Hazelwick School was built in 1953 as part of developing Crawley as a new town and was opened as Hazelwick county secondary modern school in 1953. A further building was added in 1959, and in 1960 became a bilateral modern and grammar school, becoming a comprehensive school in 1964.

In 1971, the school reduced its age range to 12–18, as the area became a three-tier area, with provision for children in middle schools up until the age of twelve, and in 1984 the number of students attending was 1,675. In 2004, with the school once again took pupils aged eleven, at the beginning of year 7. In preparation for this latter change, the school had considerable work done to buildings. It had been thought that the school would form part of the local private finance initiative which re-built other local schools, but this was not to be the case.
A full-sized, floodlit, astroturf pitch was added in 2006. A new Learning Resource Centre, library, and specialist IT educational facility were added in 2007.

==Academy status==
At the start of August 2011, Hazelwick School became an academy in line with new laws passed by the government. Academy status was sought due to the school governing body and parental community wanting to have independent control over the school, believing that in the long run the school itself (and the governing body) is best placed to make decisions about its future development.

==Students==
The school caters for around 2000 pupils who are separated into 7 different years within the school. Years 7 to 8 study at Key Stage 3. Years 9 to 11 study at Key Stage 4 and obtain a variety of qualifications such as; GCSEs, BTECs, NVQs with most pupils choosing to continue on to A Levels. At Hazelwick's sixth form, approximately 400 students are taught at Key Stage 5 which provides several qualifications for students to obtain, with the main being A Levels.
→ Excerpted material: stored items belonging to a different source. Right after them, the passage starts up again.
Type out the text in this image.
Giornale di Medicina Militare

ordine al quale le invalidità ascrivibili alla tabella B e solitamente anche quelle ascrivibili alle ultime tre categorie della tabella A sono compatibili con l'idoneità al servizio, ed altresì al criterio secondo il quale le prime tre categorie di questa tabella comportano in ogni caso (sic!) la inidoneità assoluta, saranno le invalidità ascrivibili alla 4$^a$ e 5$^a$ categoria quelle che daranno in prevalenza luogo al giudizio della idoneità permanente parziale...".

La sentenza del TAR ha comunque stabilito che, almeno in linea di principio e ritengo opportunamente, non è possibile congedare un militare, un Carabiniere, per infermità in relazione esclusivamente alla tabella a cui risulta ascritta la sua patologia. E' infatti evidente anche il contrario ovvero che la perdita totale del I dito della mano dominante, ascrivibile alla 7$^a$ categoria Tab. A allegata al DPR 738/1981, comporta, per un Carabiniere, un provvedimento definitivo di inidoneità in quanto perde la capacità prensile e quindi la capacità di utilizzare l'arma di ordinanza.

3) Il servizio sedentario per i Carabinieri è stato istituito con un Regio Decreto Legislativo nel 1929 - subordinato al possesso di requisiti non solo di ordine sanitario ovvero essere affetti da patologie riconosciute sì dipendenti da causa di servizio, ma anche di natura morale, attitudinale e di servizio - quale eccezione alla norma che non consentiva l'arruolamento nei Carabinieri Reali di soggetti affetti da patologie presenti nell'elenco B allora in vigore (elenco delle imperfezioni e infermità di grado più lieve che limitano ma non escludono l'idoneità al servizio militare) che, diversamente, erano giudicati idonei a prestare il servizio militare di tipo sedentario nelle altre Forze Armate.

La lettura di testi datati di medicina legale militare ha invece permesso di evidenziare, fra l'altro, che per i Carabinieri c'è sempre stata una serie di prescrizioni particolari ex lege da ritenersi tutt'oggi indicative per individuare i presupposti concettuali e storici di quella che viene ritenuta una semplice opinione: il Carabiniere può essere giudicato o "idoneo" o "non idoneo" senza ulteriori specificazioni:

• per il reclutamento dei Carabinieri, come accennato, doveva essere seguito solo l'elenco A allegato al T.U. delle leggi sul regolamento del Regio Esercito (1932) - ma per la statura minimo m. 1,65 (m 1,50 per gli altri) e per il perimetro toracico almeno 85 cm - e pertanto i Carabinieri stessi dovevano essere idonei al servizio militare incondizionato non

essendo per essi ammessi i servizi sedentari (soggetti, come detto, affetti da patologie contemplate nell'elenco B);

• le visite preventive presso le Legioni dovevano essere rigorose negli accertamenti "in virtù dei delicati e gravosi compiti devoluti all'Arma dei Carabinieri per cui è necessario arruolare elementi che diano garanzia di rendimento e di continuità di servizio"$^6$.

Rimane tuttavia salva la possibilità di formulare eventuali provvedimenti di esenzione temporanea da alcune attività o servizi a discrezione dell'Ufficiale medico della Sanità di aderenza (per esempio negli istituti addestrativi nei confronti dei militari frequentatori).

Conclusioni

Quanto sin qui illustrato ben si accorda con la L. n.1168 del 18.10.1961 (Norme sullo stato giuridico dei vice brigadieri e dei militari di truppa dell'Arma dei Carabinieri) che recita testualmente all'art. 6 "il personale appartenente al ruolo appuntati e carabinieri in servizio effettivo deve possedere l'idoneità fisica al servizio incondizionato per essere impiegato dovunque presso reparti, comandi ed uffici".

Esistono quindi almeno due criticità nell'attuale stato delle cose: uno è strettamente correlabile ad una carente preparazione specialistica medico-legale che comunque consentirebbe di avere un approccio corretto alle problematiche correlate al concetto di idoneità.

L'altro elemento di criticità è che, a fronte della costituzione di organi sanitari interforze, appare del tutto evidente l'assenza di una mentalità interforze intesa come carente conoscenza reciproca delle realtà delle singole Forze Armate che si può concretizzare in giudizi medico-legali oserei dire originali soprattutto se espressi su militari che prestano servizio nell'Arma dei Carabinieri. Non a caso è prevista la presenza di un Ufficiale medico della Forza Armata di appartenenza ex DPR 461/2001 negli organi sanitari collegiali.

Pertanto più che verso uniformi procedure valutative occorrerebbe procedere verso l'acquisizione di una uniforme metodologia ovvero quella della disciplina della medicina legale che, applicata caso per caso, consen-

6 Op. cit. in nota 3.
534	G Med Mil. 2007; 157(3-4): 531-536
A range of other higher level awards such as BTEC and NVQ are also offered by the school.

==Curriculum==
The school offers core subjects such as Maths, Science and English, and optional subjects such as Drama, Electronics, Art, Music and Computer Science. At GCSE level students are made to pick 4 optional subjects (along with Maths, Science and English).

==Notable former pupils==

See also: People educated at Hazelwick School
- Erin Doherty, actress, Jessie March in Call the Midwife (2017), Fabienne in Les Misérables (2018), Princess Anne in The Crown (2019).
- Brad Hall (1990-), British bobsledder.
- Kathy Jenn (later Kathy Garson), England international rugby union player and member of the 1994 Women’s Rugby World Cup–winning squad
- Philip Lawson, singer, composer, arranger, baritone with The King's Singers (1994–present)
- Abdul Waheed Majeed, the first British suicide bomber in the Syrian civil war
- Alex Mayer, Member of Parliament for Dunstable and Leighton Buzzard (2024-) and former Member of the European Parliament (2016–2019)
- Alan Minter, boxer
- Laura Moffatt, former Member of Parliament for Crawley (1997–2010)
- Romesh Ranganathan, comedian (later worked at the school as a maths teacher - see notable former teachers)
- Grace Saif, actress known for Doctors and the Netflix show 13 Reasons Why.
- Gareth Southgate, England manager (2016–2024), former England football player, and Middlesbrough manager/player.
- David Tong, professor of theoretical physics, University of Cambridge.
- Dan Walker, BBC breakfast presenter, former sports presenter, born and raised in Crawley.

==Notable former teachers==
- Romesh Ranganathan, comedian (head of sixth form and maths teacher).